The situation was exasperated for residents with dementia. One person told Healthwatch: “They were very upset with me, not understanding why they had not seen me and blamed me for their situation.”

Whilst family members understood the measures put in place to protect people’s health, some people shared concerns around visiting restrictions, including limitations in visiting hours — in one home this was for only 15 minutes on one day of the week.

One person said they were unable to see their parent due to the care home’s lack of flexibility in visiting arrangements.

There were extended periods of isolation for residents, for example after hospital visits, especially when residents and visitors were vaccinated, and lateral flow tests were freely available.

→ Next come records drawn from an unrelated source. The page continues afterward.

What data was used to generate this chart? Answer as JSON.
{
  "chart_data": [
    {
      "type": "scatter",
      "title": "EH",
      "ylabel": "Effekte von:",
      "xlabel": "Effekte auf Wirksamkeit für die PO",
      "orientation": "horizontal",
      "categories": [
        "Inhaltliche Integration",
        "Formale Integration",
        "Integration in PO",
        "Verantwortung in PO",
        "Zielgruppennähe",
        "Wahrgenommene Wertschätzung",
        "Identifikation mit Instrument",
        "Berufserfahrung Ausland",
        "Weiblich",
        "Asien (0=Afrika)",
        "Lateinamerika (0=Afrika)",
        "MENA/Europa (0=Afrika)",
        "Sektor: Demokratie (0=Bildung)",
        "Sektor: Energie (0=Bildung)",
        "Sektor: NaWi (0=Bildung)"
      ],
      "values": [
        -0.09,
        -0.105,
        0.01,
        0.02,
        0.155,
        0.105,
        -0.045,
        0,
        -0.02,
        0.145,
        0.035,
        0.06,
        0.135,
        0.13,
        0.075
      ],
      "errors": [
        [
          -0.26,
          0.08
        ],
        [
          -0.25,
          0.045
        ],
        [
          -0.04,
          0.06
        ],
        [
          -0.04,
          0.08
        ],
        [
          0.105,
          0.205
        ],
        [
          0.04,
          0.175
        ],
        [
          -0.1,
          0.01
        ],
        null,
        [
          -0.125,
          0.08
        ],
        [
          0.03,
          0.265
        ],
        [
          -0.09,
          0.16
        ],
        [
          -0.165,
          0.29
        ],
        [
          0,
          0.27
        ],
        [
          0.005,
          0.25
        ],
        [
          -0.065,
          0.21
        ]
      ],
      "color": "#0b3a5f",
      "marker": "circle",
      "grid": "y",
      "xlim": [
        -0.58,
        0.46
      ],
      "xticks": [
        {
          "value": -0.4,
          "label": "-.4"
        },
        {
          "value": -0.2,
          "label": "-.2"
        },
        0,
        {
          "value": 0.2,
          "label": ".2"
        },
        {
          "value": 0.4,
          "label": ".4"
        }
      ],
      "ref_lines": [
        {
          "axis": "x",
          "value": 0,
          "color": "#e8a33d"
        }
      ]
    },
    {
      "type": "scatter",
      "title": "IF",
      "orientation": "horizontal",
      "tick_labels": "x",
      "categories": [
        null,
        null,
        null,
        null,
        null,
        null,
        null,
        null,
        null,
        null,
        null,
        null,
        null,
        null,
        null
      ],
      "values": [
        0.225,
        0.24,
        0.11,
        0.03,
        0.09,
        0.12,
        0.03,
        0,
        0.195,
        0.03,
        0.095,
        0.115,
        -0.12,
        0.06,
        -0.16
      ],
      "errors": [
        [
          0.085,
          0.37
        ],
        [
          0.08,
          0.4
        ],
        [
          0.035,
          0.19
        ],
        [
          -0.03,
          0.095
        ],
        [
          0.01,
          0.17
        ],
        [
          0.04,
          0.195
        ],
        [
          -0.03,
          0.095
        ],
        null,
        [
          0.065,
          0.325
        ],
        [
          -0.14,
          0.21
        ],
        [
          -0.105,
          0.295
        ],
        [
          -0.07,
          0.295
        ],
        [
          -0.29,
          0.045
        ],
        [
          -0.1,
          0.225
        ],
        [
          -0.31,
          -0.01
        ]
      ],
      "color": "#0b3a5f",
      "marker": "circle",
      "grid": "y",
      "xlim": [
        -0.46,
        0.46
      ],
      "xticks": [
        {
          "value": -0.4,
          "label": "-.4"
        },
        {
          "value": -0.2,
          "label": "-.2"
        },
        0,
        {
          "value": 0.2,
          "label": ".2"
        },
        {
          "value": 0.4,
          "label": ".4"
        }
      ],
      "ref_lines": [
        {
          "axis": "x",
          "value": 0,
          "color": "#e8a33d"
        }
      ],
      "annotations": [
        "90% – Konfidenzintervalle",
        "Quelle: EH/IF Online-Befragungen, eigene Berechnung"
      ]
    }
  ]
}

Concerns over the closing of one home to visitors over Christmas 2021.

Sandie Smith, Chief Executive of Healthwatch Cambridgeshire and Peterborough, said: “The past two years have been a very difficult time for everyone. But our care home residents, their family and the staff who work there have been particularly affected.

“This report tells some very difficult stories and these are sobering to read.

“We hope that care homes will take on our recommended improvements and so take some positive learning from this challenging time.”

A number of recommendations were made in the report, including that patients should expect written details about voluntary organisations offering local support and Better communication and involvement for families and carers.